Coded Schemes for Asymmetric Wireless Interfaces: Theory and Practice

A fundamental understanding of the delay and throughput benefits of network coding over multiple heterogeneous half-duplex communication interfaces is critical to fully exploit current and future devices that incorporate multiple communication technologies. The goal of this paper is twofold. First, to present fundamental limits and several strategies to tradeoff data and feedback when using multiple interfaces. Our work sets forth a systematic approach to i) analyze a variety of schemes in the presence of channels with heterogeneous round-trip delays, packet transmission rates, and packet loss probability, and to ii) determine the optimal number of transmissions to be allocated to each channel based on these characteristics.

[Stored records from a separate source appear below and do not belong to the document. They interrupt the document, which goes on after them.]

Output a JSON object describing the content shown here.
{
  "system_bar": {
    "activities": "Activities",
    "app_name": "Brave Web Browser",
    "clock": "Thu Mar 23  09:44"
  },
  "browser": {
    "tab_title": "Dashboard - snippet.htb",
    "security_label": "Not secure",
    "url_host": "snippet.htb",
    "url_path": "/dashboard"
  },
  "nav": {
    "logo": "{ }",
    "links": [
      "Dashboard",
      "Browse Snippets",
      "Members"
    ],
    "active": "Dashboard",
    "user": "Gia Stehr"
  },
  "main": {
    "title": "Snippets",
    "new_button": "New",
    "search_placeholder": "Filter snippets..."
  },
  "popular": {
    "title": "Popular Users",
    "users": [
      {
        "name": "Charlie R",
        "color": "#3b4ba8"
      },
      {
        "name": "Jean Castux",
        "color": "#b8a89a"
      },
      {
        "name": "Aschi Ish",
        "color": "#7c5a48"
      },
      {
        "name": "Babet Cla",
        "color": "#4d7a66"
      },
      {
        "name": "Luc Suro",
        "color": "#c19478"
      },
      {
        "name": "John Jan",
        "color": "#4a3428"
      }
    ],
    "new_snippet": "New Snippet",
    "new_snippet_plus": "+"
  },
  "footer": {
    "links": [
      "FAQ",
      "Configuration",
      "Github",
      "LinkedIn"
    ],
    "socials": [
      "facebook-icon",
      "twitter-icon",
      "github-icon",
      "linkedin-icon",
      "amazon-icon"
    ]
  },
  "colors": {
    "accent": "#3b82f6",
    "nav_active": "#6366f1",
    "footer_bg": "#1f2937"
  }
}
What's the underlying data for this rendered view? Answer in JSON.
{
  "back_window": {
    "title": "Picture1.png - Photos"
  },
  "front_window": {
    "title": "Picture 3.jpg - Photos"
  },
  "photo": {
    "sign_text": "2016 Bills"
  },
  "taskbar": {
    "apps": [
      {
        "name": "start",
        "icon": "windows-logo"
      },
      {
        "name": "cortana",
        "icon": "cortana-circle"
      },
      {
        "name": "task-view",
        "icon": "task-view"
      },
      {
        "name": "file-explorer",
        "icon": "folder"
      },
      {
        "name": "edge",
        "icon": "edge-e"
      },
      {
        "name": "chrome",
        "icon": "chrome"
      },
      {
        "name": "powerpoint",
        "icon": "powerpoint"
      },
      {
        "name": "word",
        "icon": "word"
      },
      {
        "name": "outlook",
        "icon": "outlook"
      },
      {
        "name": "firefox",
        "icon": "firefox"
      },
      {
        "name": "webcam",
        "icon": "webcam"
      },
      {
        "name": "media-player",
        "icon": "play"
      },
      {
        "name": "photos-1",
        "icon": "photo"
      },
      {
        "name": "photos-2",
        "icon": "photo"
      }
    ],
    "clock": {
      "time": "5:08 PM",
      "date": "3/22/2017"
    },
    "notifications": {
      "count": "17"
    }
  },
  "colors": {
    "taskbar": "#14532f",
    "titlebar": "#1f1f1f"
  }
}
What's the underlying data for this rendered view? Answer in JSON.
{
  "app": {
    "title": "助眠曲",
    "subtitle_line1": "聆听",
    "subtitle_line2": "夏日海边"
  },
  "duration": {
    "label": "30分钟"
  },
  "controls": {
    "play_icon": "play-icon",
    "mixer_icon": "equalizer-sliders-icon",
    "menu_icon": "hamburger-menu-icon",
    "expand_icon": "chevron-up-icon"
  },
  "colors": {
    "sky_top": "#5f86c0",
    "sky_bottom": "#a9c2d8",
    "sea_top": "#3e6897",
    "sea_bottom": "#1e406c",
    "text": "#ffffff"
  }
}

Our analytical results show that the gains over a variety of uncoded approaches can be several fold and that our proposed strategies are within 1 dB to an optimal system with full duplex interfaces over a wide range of operating conditions. Our second goal is to understand the practical implications of these results by designing a protocol for file transmissions, implement it in Android smart phones, and measure its performance when combining various interfaces, including, Bluetooth, WiFi, and 3G cellular networks. Our measurements show that throughput is increased not only by the aggregation of multiple interfaces but also by providing a much more robust erasure correction mechanism.